Gamekeeper kept enough poison to kill every bird of prey in Scotland six times over

The gamekeeper on the exclusive Highland estate where Madonna married Guy Ritchie was found with enough supplies of a banned poison to wipe out every bird of prey in Scotland six times over, it was revealed yesterday.

The supplies of carbofuran, a highly toxic pesticide, were discovered in a locked store during a raid on the Skibo Estate in Sutherland just days after two golden eagles and a sparrowhawk were found poisoned in the area in May last year. Two of the birds were discovered on the estate, and the other nearby.

Inverness Sheriff Court heard yesterday that the only man who had the keys to the storeroom was 44-year-old former Ulster Defence Regiment officer Dean Barr, of East Lodge, Clashmore, Dornoch.

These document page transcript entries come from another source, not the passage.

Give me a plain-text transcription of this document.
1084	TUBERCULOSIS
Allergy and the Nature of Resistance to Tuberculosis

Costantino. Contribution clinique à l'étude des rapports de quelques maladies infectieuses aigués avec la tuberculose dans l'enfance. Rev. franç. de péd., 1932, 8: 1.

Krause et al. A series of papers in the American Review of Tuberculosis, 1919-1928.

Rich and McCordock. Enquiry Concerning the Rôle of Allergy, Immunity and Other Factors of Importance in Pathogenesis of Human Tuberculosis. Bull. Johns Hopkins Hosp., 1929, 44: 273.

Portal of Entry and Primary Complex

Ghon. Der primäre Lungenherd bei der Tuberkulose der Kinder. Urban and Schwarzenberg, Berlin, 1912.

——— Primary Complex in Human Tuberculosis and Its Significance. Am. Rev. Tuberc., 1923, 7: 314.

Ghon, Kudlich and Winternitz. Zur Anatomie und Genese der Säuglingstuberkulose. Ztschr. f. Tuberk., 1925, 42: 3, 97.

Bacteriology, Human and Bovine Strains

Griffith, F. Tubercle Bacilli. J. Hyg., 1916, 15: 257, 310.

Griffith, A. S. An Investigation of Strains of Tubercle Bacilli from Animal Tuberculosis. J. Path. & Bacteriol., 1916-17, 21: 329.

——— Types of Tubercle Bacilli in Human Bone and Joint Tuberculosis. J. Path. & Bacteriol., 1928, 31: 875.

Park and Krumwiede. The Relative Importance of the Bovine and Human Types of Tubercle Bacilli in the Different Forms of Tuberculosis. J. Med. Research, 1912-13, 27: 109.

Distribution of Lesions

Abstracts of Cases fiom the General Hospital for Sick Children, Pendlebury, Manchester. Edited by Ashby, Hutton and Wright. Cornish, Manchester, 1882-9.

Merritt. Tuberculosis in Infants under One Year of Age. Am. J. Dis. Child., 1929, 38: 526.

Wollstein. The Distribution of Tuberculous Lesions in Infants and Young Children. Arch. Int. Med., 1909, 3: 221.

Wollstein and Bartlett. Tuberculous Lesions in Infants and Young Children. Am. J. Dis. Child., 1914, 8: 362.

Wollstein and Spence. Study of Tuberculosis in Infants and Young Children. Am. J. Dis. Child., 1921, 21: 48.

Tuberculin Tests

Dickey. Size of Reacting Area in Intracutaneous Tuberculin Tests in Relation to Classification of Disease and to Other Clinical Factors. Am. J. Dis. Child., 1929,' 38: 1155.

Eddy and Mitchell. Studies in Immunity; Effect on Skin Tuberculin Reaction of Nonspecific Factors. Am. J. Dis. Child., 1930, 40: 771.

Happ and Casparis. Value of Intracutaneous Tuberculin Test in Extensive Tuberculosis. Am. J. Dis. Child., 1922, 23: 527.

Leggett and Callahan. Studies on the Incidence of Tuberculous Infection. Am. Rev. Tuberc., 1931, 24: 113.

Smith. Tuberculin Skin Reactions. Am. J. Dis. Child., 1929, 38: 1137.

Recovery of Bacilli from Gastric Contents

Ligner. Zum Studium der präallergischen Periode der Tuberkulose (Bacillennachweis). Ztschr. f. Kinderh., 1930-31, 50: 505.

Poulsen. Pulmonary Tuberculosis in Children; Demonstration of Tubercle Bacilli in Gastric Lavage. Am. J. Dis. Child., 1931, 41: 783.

Barr was fined 3,300 after he admitted illegal possession of the substance, which was banned in 2005. Sheriff Margaret Neilson told him: "The Crown has accepted that you were not responsible for killing the birds, but if you had been, it would have been difficult for your defence lawyer to argue against a prison sentence, even although you are a first offender."

Stuart Housden, the director of RSPB Scotland, said the shoot manager on the prestigious Skibo Estate had ten kilogrammes of the highly toxic banned pesticide - enough to poison the entire UK bird of prey population.

He added: "If ever there were a more compelling reason for an individual to feel the full weight of the law in a wildlife crime case, then the conviction of Dean Barr was it. Carbofuran is a deadly and illegal substance, regularly used as a poison by those who wish harm to birds of prey in Scotland.

"Barr, a man who is a professional sporting manager with years of experience, was found with an unprecedented amount of this banned chemical in his possession.

"We are pleased that the sheriff has sent out a clear message that society will not tolerate such reckless and deplorable behaviour in the countryside."

Earlier, procurator-fiscal Ian Smith told the court he accepted Barr's defence that he had not administered the poison, which he said was the "largest find ever of poison in the UK".

He added: "Mr Barr is not charged with killing these birds of prey, only the illegal possession of the poison.

"It was found when the police obtained search warrants for Skibo Estate after the bodies of two golden eagles and a sparrowhawk were found on 5 May and 7 May - two on the estate and one adjacent to it.

"Examination showed they had all died from the poison. There are only 425 breeding pairs of golden eagles in Scotland and 8,000-12,000 pairs of sparrowhawks, which are in decline."Defending, David McKie said his client was well-regarded personally and professionally.

He explained that the carbofuran had been bought by a farm manager in the Borders Barr used to work for and that he had failed to get rid of it when he moved north.

"He never used it and no-one else knew it was there," said Mr McKie. "It was a foolish act of omission, rather than commission."

Chief Inspector Matthew Reiss, Northern Constabulary's wildlife crime co-ordinator, said: "Experts say that the amount of poison our officers uncovered would have been enough to kill every bird of prey in the UK."

He added: "Our investigation into the deaths of these birds remains open. There is no excuse for the illegal killing of some of our most iconic species."

The Skibo Estate is owned by an American investment banker. A spokesman for the estate declined to comment.